Terremoto Bologna e provincia: cronaca dalle zone colpite che contano 6 vittime e 100 feriti

Domenica 20 maggio. Quando i sismologi si metteranno d’accordo potremo finalmente capire cosa ci ha mandato completamente nel panico questa notte, provocando danni in Emilia Romagna e svegliando molte persone di mezza Italia. Un terremoto del 5.9, del 6.1 o 6.2 ? Nel territorio di Bologna e provincia e nella zona del ferrarese alle quattro di questa notte le persone sono scese in strada e si sono rifugiate nelle macchine, rimanendoci per parecchie ore. Freddo e temporali intermittenti non hanno reso e non stanno rendendo le cose facili, la paura continua a farla da padrone e le continue scosse, seppur piccole o semipiccole, di assestamento, non permettono ai nervi di allentare la loro tensione.

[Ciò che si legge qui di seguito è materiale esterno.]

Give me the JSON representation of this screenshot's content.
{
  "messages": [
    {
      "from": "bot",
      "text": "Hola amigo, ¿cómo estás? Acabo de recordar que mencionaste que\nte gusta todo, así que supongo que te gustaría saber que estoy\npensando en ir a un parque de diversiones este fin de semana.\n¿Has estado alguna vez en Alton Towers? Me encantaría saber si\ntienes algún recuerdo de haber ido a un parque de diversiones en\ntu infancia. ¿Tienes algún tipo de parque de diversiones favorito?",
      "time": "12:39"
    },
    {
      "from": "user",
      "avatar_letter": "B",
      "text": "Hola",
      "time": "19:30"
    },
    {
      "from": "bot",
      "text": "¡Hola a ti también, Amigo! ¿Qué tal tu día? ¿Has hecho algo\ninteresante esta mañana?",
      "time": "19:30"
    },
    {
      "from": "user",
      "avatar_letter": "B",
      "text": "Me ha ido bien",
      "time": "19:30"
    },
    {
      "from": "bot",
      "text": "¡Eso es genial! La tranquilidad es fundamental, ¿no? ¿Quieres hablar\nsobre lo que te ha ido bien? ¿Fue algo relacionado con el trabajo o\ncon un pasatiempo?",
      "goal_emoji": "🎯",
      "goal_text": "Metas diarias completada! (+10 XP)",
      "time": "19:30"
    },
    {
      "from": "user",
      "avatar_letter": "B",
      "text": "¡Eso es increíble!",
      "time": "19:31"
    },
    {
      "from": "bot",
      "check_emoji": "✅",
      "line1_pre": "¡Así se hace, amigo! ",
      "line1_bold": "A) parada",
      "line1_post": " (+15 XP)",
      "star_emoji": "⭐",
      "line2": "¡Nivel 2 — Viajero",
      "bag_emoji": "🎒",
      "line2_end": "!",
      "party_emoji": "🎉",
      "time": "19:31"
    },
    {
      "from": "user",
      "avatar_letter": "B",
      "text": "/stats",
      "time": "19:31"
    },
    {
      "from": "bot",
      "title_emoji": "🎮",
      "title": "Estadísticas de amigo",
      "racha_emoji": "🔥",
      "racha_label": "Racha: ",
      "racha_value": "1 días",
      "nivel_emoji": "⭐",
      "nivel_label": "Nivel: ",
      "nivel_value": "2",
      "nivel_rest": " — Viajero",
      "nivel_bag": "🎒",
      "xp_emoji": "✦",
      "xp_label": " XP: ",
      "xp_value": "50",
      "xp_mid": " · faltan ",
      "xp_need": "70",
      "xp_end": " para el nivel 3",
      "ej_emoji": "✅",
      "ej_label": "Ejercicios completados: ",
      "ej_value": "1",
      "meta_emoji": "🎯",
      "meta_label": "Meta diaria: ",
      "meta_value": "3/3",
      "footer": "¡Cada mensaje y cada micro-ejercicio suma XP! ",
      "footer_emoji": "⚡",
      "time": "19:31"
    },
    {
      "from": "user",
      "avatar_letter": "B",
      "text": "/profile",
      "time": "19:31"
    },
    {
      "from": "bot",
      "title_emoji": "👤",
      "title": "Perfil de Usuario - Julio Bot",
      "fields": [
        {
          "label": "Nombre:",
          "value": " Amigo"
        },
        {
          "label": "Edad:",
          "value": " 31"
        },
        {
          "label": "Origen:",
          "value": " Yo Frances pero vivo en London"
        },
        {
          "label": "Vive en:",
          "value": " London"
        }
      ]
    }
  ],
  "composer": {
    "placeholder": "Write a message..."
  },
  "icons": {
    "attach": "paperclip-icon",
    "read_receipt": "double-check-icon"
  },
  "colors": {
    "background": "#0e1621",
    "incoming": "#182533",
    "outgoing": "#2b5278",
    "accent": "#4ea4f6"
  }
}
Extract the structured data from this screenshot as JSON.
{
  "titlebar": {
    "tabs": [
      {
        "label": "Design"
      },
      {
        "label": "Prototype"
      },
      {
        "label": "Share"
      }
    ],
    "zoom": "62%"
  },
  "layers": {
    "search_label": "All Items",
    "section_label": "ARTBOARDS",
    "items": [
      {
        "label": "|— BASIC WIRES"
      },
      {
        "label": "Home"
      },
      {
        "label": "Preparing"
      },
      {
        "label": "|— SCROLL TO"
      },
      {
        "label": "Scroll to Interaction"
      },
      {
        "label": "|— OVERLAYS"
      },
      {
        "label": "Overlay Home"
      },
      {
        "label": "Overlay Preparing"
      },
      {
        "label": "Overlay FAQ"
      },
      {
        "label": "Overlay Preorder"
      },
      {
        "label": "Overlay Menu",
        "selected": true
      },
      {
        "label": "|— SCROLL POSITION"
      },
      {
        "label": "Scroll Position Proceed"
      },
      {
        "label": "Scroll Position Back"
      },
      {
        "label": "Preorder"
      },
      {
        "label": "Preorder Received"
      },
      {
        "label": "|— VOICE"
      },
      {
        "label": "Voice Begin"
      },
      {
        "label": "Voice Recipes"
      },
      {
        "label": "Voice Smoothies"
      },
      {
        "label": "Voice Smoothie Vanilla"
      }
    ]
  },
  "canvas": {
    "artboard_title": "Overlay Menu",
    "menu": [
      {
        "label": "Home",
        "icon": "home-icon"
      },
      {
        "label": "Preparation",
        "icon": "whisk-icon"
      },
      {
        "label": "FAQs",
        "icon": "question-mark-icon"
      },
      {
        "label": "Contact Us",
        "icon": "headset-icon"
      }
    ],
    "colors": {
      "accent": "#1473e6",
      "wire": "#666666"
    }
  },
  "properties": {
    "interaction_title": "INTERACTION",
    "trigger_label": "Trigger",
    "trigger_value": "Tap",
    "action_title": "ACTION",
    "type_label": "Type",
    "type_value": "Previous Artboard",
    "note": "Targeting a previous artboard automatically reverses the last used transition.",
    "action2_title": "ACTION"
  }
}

Dai paesini della provincia bolognese. Con le prima luci dell’alba, passato il primo grosso spavento, è iniziata la conta dei danni e la ricerca dei dispersi. Le prime notizie hanno riportato immediatamente il crollo di molti campanili e parecchie chiese nella zona fra i confini delle province di Modena, Ferrara e Bologna. Le Prefetture di Bologna e Ferrara hanno invitato il Cardinale Cafarra e il Vescovo Monsignor Rabitti a sospendere tutte le funzioni religiose quantomeno  nei vicariati di Galliera, San Giovanni in Persiceto e Cento. Si contano danni: lievi a San Pietro in Casale, la Chiesa ha perso un po’ di intonaco e alla statua di San Pietro che svetta sul tetto della chiesa, si è sbriciolato il viso e nel centro, parzialmente transennato, alcune case hanno avuto bisogno dell’intervento dei pompieri. È crollata una statua all’interno della Chiesa di San Giovanni in Persiceto e parecchie crepe hanno reso inagibile quella di Caselle di Crevalcore. A San Matteo della Decima sono caduti calcinacci nella chiesa e a Ronchi di Crevalcore sono cadute tegole dal tetto nella comunità terapeutica, il cui edificio ha riportato crepe interne sui muri. Ingenti danni si registrano a Galeazza per la caduta della parte superiore della Torre del Castello, ma tutti questi paiono essere i problemi meno gravi.

Vittime e danni ingenti. Fra le continue notizie che riportano i danni alle cose, al castello di Ferrara, alla Ghirlandina di Modena e alle case, per cui a Mirandola si sta allestendo una tendopoli, e che mostrano scenari come quello di Mirabello (nella foto), dopo aver sospeso le messe domenicali, si sta provvedendo a chiudere le scuole almeno per la giornata di domani in modo da poter rendere possibili tutti i controlli, ciò che emerge è il racconto delle sei vittime, quattro delle quali sono operai notturni di cui due alla Sant’Agostino Ceramiche, un’altro alla fonderia Tecopress di Dosso e un’altro ancora in una azienda di polistirolo a Ponte Rodoni di Bondeno, e due donne, una di Sant’Agostino e una tedesca tretasettenne a Sant’Alberto di San Pietro in Casale, morte per malori dovuti allo spavento. Solo a Ferrara e provincia si contano quindi ben 5 morti e cento feriti. Poteva essere una strage e per questo si spera che il conto delle vittime non debba più subire alcun aggiornamento.

Nonostante tutto le scosse non finiscono e i telegiornali locali vengono subissati di messaggi di persone preoccupate, di appelli, e di notizie provenienti dai vari paesi delle province colpite fra cui anche quelle riguardanti la viabilità ferroviaria completamente bloccata fra Bologna e Ferrara.